Hal tersebut dia ungkap dalam aktivitas penyerahan hasil denda administratif dan pengamanan finansial negara Rp 11,42 triliun.

"Sudah ada izin nan dicabut oleh Pemerintah Republik Indonesia, delapan tahun, si pengusaha itu dablek terus dia laksanakan tambang tanpa izin. Dia mentertawakan Republik Indonesia, dia meludahi pengorbanan mereka-mereka nan gugur untuk kemerdekaan Indonesia," ujar Prabowo dalam sambutannya di aktivitas penyerahan hasil denda administratif dan pengamanan finansial negara di Kejaksaan Agung, Jakarta Selatan.

SCROLL TO CONTINUE WITH CONTENT

Prabowo pun meminta Kejagung tegakkan norma bagi pengusaha-pengusaha nan tidak mematuhi patokan negara. Ia juga memerintahkan Kejagung untuk tak pandang bulu mempidanakan pengusaha terkait.

"Saya perintahkan Jaksa Agung, tegakkan hukum. Dia tidak mau kerja sama, pidanakan. Kita tidak ragu-ragu dan kita tidak gentar," tegasnya.

Prabowo juga meminta pemerintah dan seluruh lembaga negara untuk tidak cemas terhadap seluruh intimidasi pengusaha. Ia menegaskan, rakyat berbareng pemerintah dalam mengamankan duit negara.

"Jangan khawatir. Dia (pengusaha) bakal menggunakan segala alat, dia bakal menggunakan duit nan mereka curi untuk membiayai gerakan-gerakan, nggak gentar kita. Rakyat, percayalah, rakyat berbareng kita, rakyat bangga dengan kalian," tutur Prabowo.

Sebagai informasi, Kejagung telah menyerahkan duit Rp 11,42 triliun kepada negara nan dihimpun dari denda administratif. Adapun rinciannya, penagihan denda administratif di bagian kehutanan senilai Rp 7,23 triliun dan dari hasil Penerimaan Negara Bukan Pajak (PNBP) dari penanganan tindak pidana korupsi Kejaksaan Ri senilai Rp 1,96 triliun.

Kemudian dari penerimaan setoran pajak senilai Rp 967,77 miliar untuk periode Januari sampai dengan April 2026, pendapatan negara melalui penyetoran pajak periode 28 Februari 2026 dari PT Agrinas Palma Nusantara sebesar Rp 108,57 miliar, dan hasil PNBP dari denda lingkungan hidup senilai Rp 1,14 triliun.

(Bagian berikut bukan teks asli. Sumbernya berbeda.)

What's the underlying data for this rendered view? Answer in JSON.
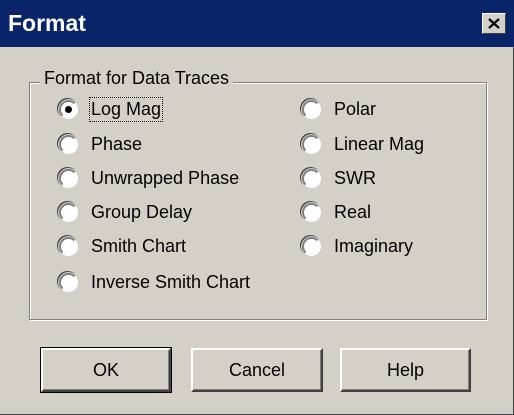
{
  "dialog": {
    "title": "Format",
    "close_icon": "close-x-icon"
  },
  "group": {
    "legend": "Format for Data Traces",
    "selected": "Log Mag",
    "left_options": [
      "Log Mag",
      "Phase",
      "Unwrapped Phase",
      "Group Delay",
      "Smith Chart",
      "Inverse Smith Chart"
    ],
    "right_options": [
      "Polar",
      "Linear Mag",
      "SWR",
      "Real",
      "Imaginary"
    ]
  },
  "buttons": {
    "ok": "OK",
    "cancel": "Cancel",
    "help": "Help"
  }
}
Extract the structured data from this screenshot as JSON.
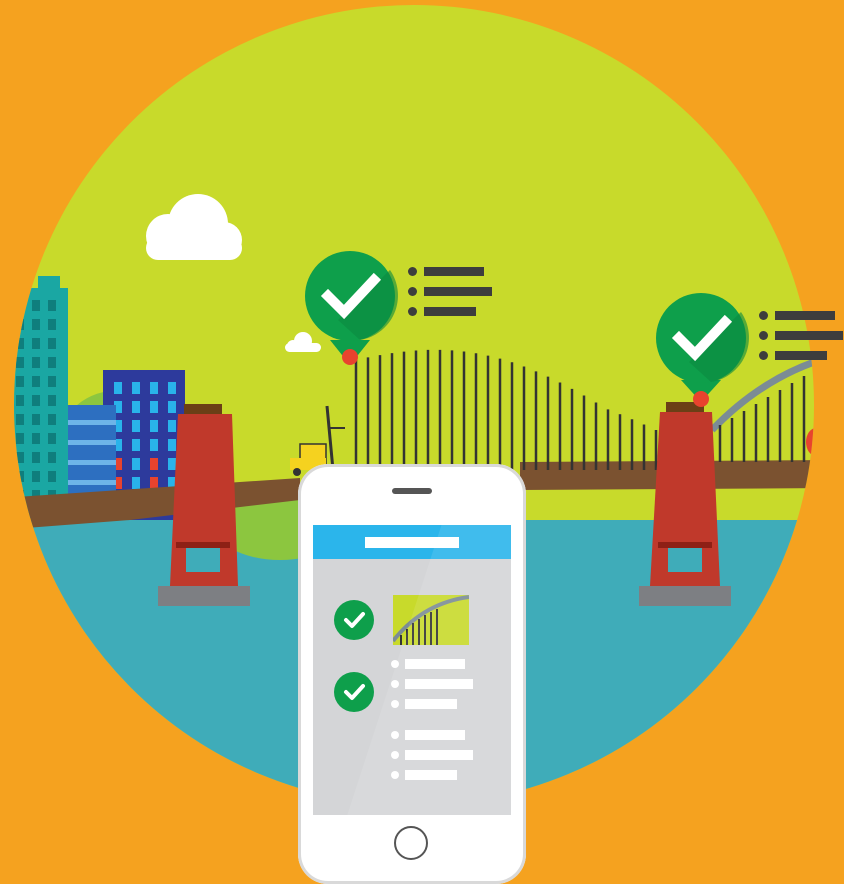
{
  "scene": {
    "description_colors": {
      "background": "#F5A21F",
      "sky_circle": "#C8DA2B",
      "water": "#3FACB9",
      "bridge_deck": "#7B5230",
      "tower": "#C0392B",
      "check_green": "#0E9F4B",
      "pin_red": "#E8432E",
      "phone_header": "#2BB5EB"
    },
    "icons": [
      "cloud-icon",
      "check-pin-icon",
      "check-icon",
      "home-button-icon",
      "forklift-icon"
    ]
  },
  "phone": {
    "checks": 2,
    "list_groups": [
      3,
      3
    ]
  }
}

Selain itu, Satgas PKH juga sukses melakukan penguasaan kembali area rimba baik sektor perkebunan sawit dan sektor pertambangan. Adapun rinciannya, penguasaan kembali area rimba dari sektor perkebunan sawit seluas 5,88 juta hektar dan 10.257 hektar dari sektor pertambangan.

Untuk total lahan area rimba berupa konservasi nan diserahkan kepada Kementerian Kehutanan seluas 254.780,12 hektar. Sementara nan diserahkan kepada Kementerian/Lembaga terkait, seperti Kementerian Keuangan, BPI Danantara, hingga ke PT Agrinas Palma Nusantara (Persero) seluas 30.543,40 hektar.